15. Oktober 2007

Wenn im Herbst in Boston die bunten Blätter fallen...

Man wünscht sich, es wäre einfacher, den sauberen Strich zwischen berechtigter Kritik und sogenannter Korinthenkackerei zu ziehen. Um Korinthenkackerei handelt es sich, wenn pedantische und kleinliche Menschen mit dem Rotstift herumhantieren. Kritik ist ein substanzieller Einwand gegen eine Gedanken- und Arbeitsleistung.

Manche Menschen halten sich aus Takt lieber mit Einwänden zurück (das Glashaus-Syndrom). Vor allem dann, wenn man Sorge hat, ob man mit seinen Hinweisen falsch verstanden werden könnte. Ich sehe das bei Stefan Niggemeier und bei Indiskretion Ehrensache, deren Blogbetreiber einen Hang zum Aufspüren von Sachen haben, die schon mal so wirken wie der Splitter im Auge des anderen. Da kommen dann immer die Nörgler zum Vorschein, die es offensichtlich lieber sehen, wenn Fehler nicht benannt und richtig gestellt werden. Das könnte man verstehen, wenn die Leistung so vieler Medien-Outlets nicht so grotesk unter Niveau ausfallen würde.

Um es deshalb klar vorneweg zu sagen: Es geht bei diesem Post nicht um Personen, sondern um die Sache. Die Sache heißt: der unerträgliche Hang von Leuten im Sportjournalismus zum Superlativ. Unterabteilung: Nichts ist schlimmer als jener Superlativ, der auf mangelhaftem Wissen beruht.

Normalerweise wissen wir diese Disziplin in den festen Händen von BILD-Zeitungsreportern. Und wir verstehen auch warum (und zwar seit Günter Wallraf Hans Esser war). Und was jene Schreibkräfte in diesen Tagen auf die Beine stellen, kann man zum Glück seit Beginn des BILDBlog jeder Zeit nachlesen. Warum aber auch SpOn so arbeitet, wissen wir nicht. Denn wir wollen erst mal nicht unterstellen, dass man in der Online-Redaktion vom Spiegel ein ähnliches Verhältnis zu den Fakten hat.

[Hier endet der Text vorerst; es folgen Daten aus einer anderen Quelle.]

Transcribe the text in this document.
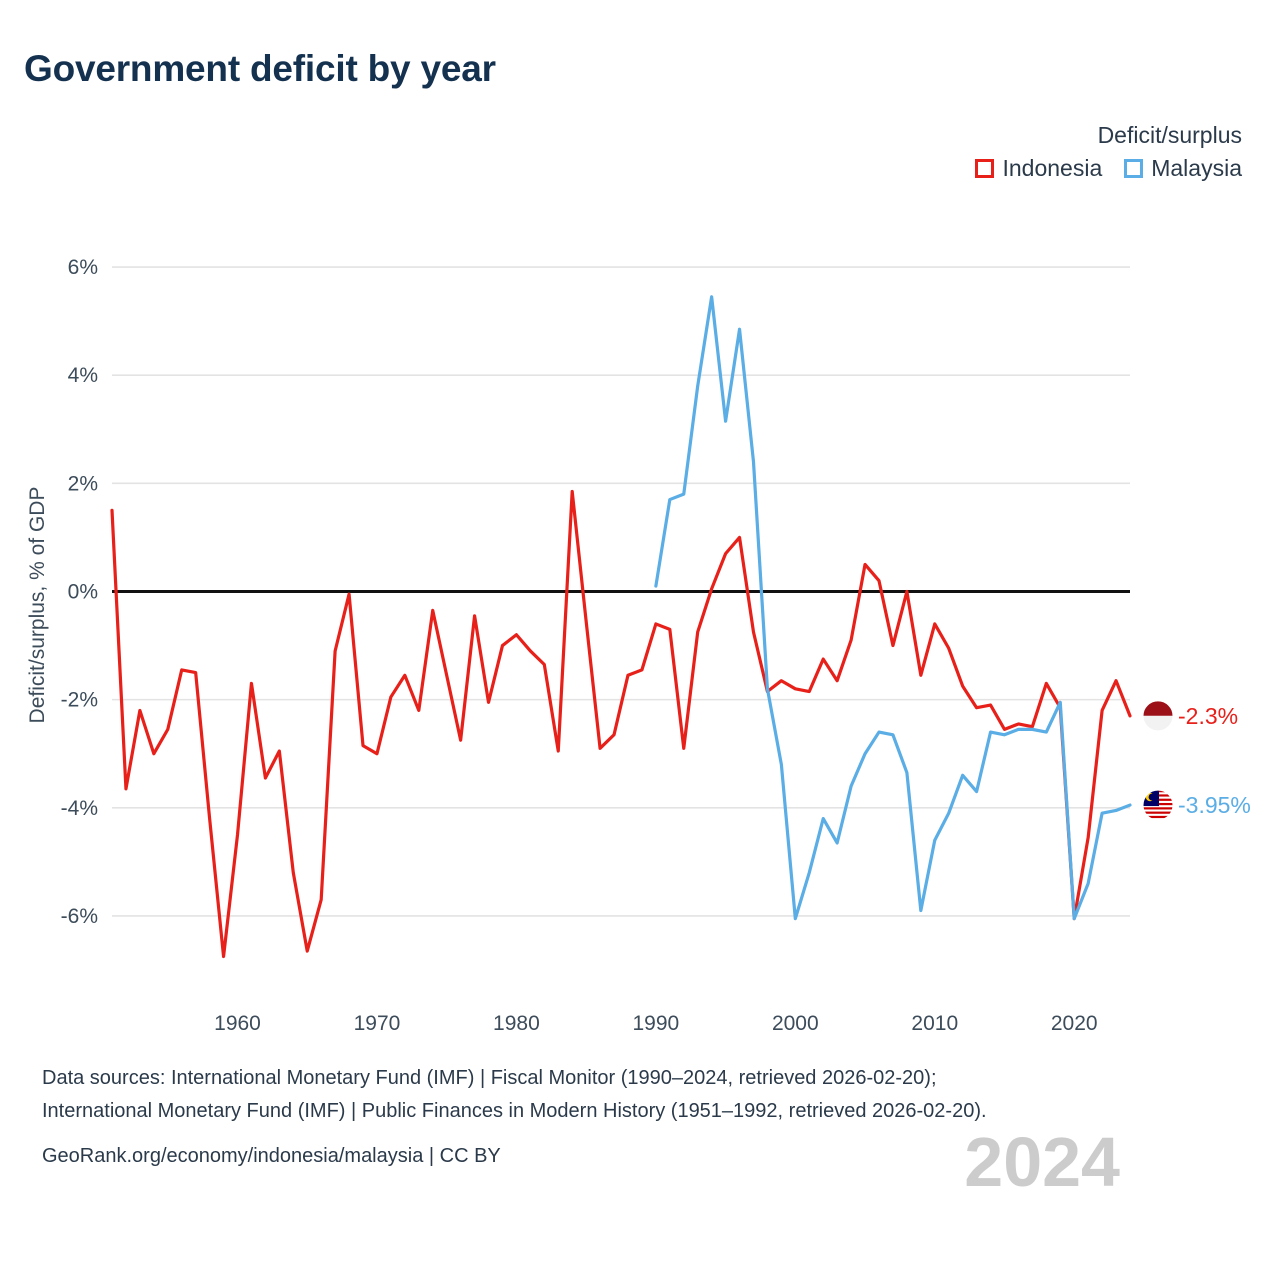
Government deficit by year
Deficit/surplus
Indonesia Malaysia
-6%
-4%
-2%
0%
2%
4%
6%
1960	1970	1980	1990	2000	2010	2020
Deficit/surplus, % of GDP	-2.3%
-3.95%
2024
Data sources: International Monetary Fund (IMF) | Fiscal Monitor (1990–2024, retrieved 2026-02-20);
International Monetary Fund (IMF) | Public Finances in Modern History (1951–1992, retrieved 2026-02-20).
GeoRank.org/economy/indonesia/malaysia | CC BY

Aber wenn dann ein einziger Artikel so viele Behauptungen auf einmal aufstellt (die man als Unsinn bezeichnen muss), die mehr als nur fehlerhaft sind, sondern superlativ fehlerhaft, dann ist vielleicht mal eine leise Anmerkung fällig. Besonders, wenn es um einen Themenbereich wie amerikanischen Sport geht, an dem zumindest unsereinem etwas liegt.

Wir gehen mal der Reihe nach vor. Es geht um die Teams aus Boston.

SpOn: "Der Rekordmeister ... hat in der Sommerpause gleich sieben Spieler zu den Minnesota Timberwolves geschickt..." (falsch: es waren fünf Spieler und zwei zukünftige Draft-Picks, daraus können Spieler werden oder auch nicht. Auf jeden Fall fehlen sie nicht den Celtics in der kommenden Saison.)
• Bei dem Tausch handele es sich um "den spektakulärsten Transfer der NBA-Geschichte" (falsch: es war allenfalls eine Bestleistung dafür, wieviele Leute man für einen Spieler bekommen kann. Aber das liegt an der Tarifordnung der NBA, die verlangt, dass bei einem Tausch das Gehalt auf der einen Seite mit dem auf der anderen aufgewogen werden muss. Wer viele billige Spieler hat, muss dann einfach mehr Personal abgeben. Wenn es um das Kriterium "spektakulär" geht, kann man dies ganz gewiss nicht toppen: die Transfers von Wilt Chamberlain und Kareem Abdul-Jabbar, die von Philadelphia beziehungsweise Milwaukee zu den Los Angeles Lakers wechselten. Sie waren jeweils im Alleingang für die Erfolge ihres neuen Teams verantwortlich.)
• "...seit Jahren ist jedes Spiel im Fenway-Park ausverkauft" (irreführend: Das Stadion war lange Zeit das kleinste in Major League Baseball und ist nach kleinen Modifikationen mit 38.000 Sitzplätzen nur das drittkleinste von 30. Gleichzeitig gehörten die Red Sox schon immer zu den populärsten Teams Amerikas, weit über die Grenzen von Boston hinaus. Es heißt übrigens nicht, dass bei allen Spielen alle Sitze besetzt sind. Auch die Red Sox haben Gegner, für die sich so gut wie niemand interessiert.)
• "Objektiv betrachtet hat Boston auf jeden Fall den teuersten Baseball-Spieler der Welt. Pitcher Daisuke Matsuzaka kam zu Saisonbeginn für 100 Millionen Dollar aus Japan an die Ostküste...." (wenn wir mal die Kleinigkeit vergessen, dass sich die komplizierte Transaktion zu 103 Millionen Dollar und ein paar zerquetschte hochrechnet, teilen wir den Betrag durch sechs Jahre Laufzeit und kommen auf eine Summe, die weit unter der für Alex Rodriguez liegt - 10 Jahre/252 Millionen Dollar. A-Rod ist der teuerste Baseball-Spieler der Welt nicht Dice-K.)
• "Im selben Jahr holten auch die New England Patriots den Superbowl" (falsch: man kann den Super Bowl nicht holen. Das ist der Name einer Veranstaltung, nicht der Name der Trophäe, die dabei ausgespielt wird. Die heißt Vince Lombardi Trophy.)
• "Ron Jaworski, bekannter Analytiker beim Sportsender ESPN" (problematisch: die Fachkommentatoren beim amerikanischen Fernsehen werden zwar schon mal analysts genannt. Unter Analytikern versteht man auf Deutsch etwas ganz anderes. Schlag nach bei Freud. In der Sprache der Finanzwirtschaft werden analysts mit Analysten übersetzt).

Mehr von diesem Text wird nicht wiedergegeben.